Physician compliance with clinical practice guidelines is generally considered poor. It has been shown that some clinical practice guidelines lead to an improved quality of patient care, speedier and more efficient use of ED resources and cost savings to the health care system. Dedicated funding of research, development and implementation of clinical practice guidelines for emergency medicine may lead to efficiencies in both ED care and acute care bed utilization. (60)

9. Implement computerized data bases so that ED managers can analyze visit volumes, acuity profiles, admission rates, waiting times and boarding times in the ED.

Quantitative data is required to characterize the magnitude and extent of the overcrowding problem and in order to compare the efficiency of one ED to another.
The Canadian Association of Emergency Physicians has formed a national working group on Canadian Emergency Department Information systems (CEDIS) to address the issue of electronic information systems for EDs and to develop a comprehensive emergency department data set that is standards for all EDs. Their work should be supported.

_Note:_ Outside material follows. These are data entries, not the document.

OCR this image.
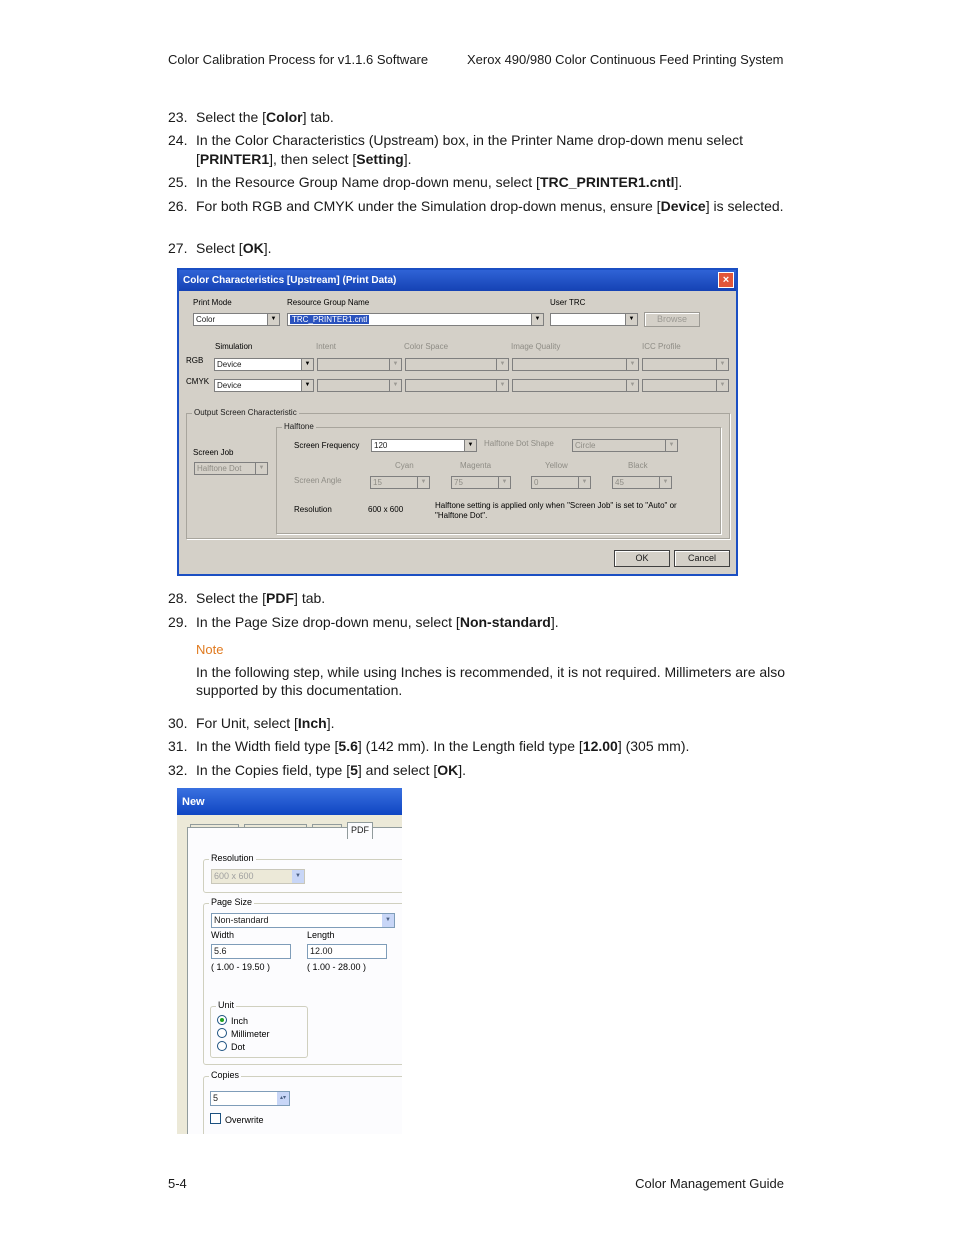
Color Calibration Process for v1.1.6 Software	Xerox 490/980 Color Continuous Feed Printing System
23. Select the [Color] tab.
24. In the Color Characteristics (Upstream) box, in the Printer Name drop-down menu select [PRINTER1], then select [Setting].
25. In the Resource Group Name drop-down menu, select [TRC_PRINTER1.cntl].
26. For both RGB and CMYK under the Simulation drop-down menus, ensure [Device] is selected.
27. Select [OK].
Color Characteristics [Upstream] (Print Data)	×
Print Mode
Color	▼
Resource Group Name
TRC_PRINTER1.cntl	▼
User TRC
▼	Browse
Simulation	Intent	Color Space	Image Quality	ICC Profile
RGB	Device	▼	▼	▼	▼	▼
CMYK Device	▼	▼	▼	▼	▼
Output Screen Characteristic
Screen Job
Halftone Dot	▼
Halftone
Screen Frequency	120	▼	Halftone Dot Shape	Circle	▼
Cyan	Magenta	Yellow	Black
Screen Angle	15	▼	75	▼	0	▼	45	▼
Resolution	600 x 600	Halftone setting is applied only when "Screen Job" is set to "Auto" or "Halftone Dot".
OK	Cancel
28. Select the [PDF] tab.
29. In the Page Size drop-down menu, select [Non-standard].
Note
In the following step, while using Inches is recommended, it is not required. Millimeters are also supported by this documentation.
30. For Unit, select [Inch].
31. In the Width field type [5.6] (142 mm). In the Length field type [12.00] (305 mm).
32. In the Copies field, type [5] and select [OK].
New
Resolution
600 x 600	▼
Page Size
Non-standard	▼
Width	Length
5.6	12.00
( 1.00 - 19.50 )	( 1.00 - 28.00 )
Unit
Inch
Millimeter
Dot
Copies
5	▴▾
Overwrite
PDF
5-4	Color Management Guide
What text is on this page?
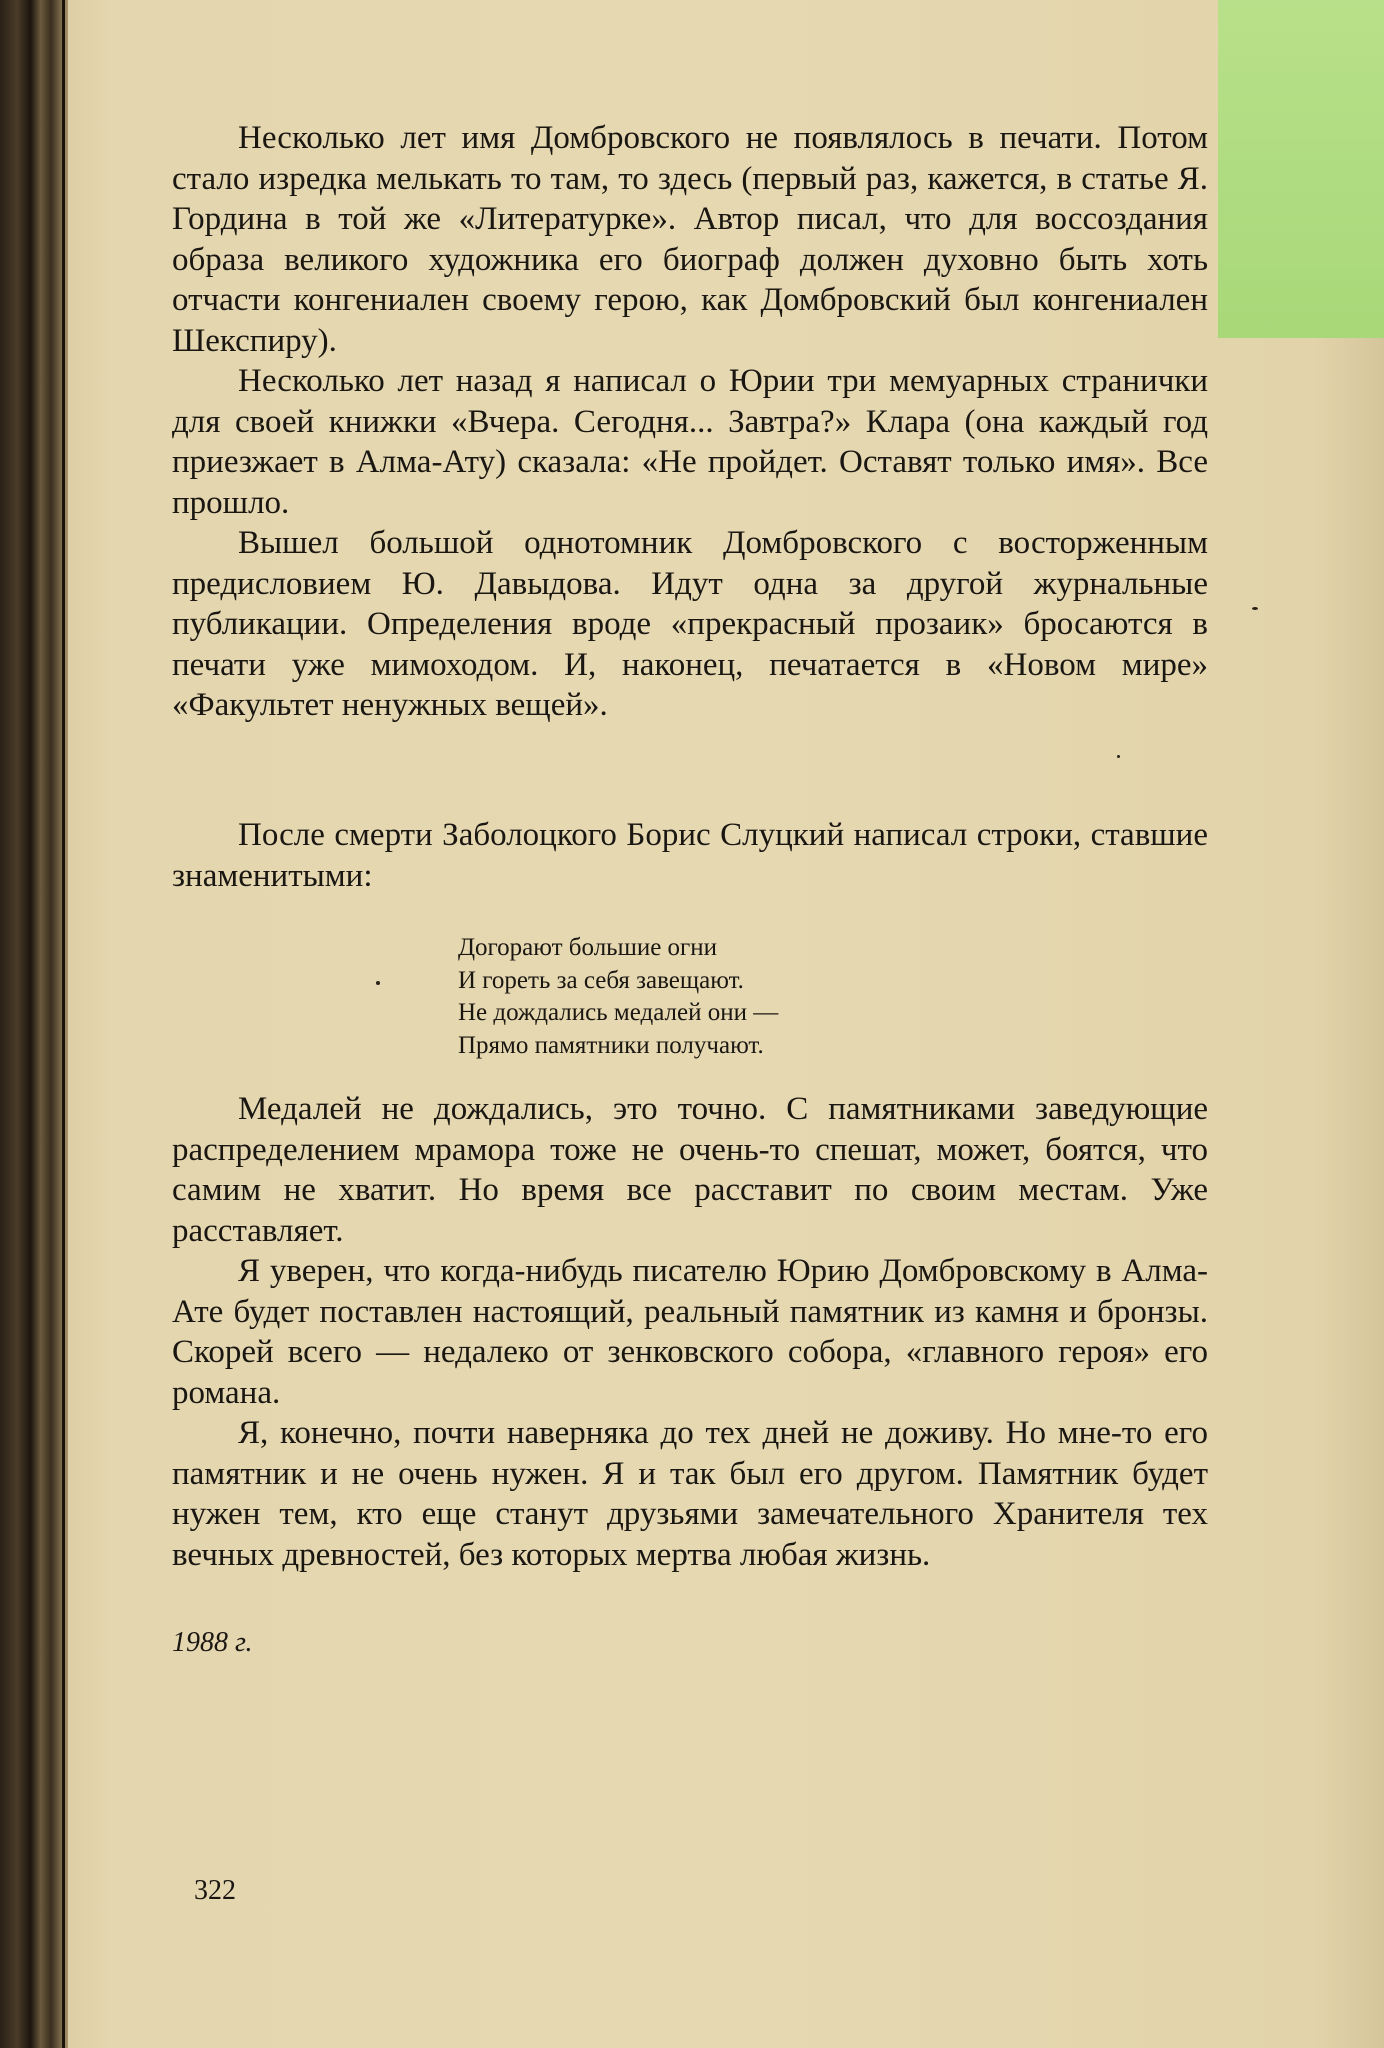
Несколько лет имя Домбровского не появлялось в печати. Потом стало изредка мелькать то там, то здесь (первый раз, кажется, в статье Я. Гордина в той же «Литературке». Автор писал, что для воссоздания образа великого художника его биограф должен духовно быть хоть отчасти конгениален своему герою, как Домбровский был конгениален Шекспиру).

Несколько лет назад я написал о Юрии три мемуарных странички для своей книжки «Вчера. Сегодня... Завтра?» Клара (она каждый год приезжает в Алма-Ату) сказала: «Не пройдет. Оставят только имя». Все прошло.

Вышел большой однотомник Домбровского с восторженным предисловием Ю. Давыдова. Идут одна за другой журнальные публикации. Определения вроде «прекрасный прозаик» бросаются в печати уже мимоходом. И, наконец, печатается в «Новом мире» «Факультет ненужных вещей».

После смерти Заболоцкого Борис Слуцкий написал строки, ставшие знаменитыми:

Догорают большие огни
И гореть за себя завещают.
Не дождались медалей они —
Прямо памятники получают.

Медалей не дождались, это точно. С памятниками заведующие распределением мрамора тоже не очень-то спешат, может, боятся, что самим не хватит. Но время все расставит по своим местам. Уже расставляет.

Я уверен, что когда-нибудь писателю Юрию Домбровскому в Алма-Ате будет поставлен настоящий, реальный памятник из камня и бронзы. Скорей всего — недалеко от зенковского собора, «главного героя» его романа.

Я, конечно, почти наверняка до тех дней не доживу. Но мне-то его памятник и не очень нужен. Я и так был его другом. Памятник будет нужен тем, кто еще станут друзьями замечательного Хранителя тех вечных древностей, без которых мертва любая жизнь.

1988 г.
322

Electronic patient tracking information systems, though not a solution to overcrowding, will lead to increased patient safety. The potential for their more widespread implementation should be evaluated.

Conclusion:

Emergency department overcrowding is a national public health problem that threatens the well-being and safety of all Canadians.

Emergency department overcrowding is a symptom of a system failure. The health care system has failed to recognize and anticipate that the drastic reductions in acute care hospital bed capacity, over the past decade, without the simultaneous restructuring of home care services and chronic care delivery, would have a profound impact on the ability of the system to provide emergency care.

Rather than attempting to divert patients away from the emergency department, the solution lies in increasing acute care hospital bed availability either through increasing capacity, flexibility or through the adoption of appropriate bed utilization strategies.

Rather than attempting to manage the problem, efforts should be made to cure overcrowding. Above all this will require political will.

Canadians have a right to timely access to quality care when faced with an emergency. Canadians should wait no more.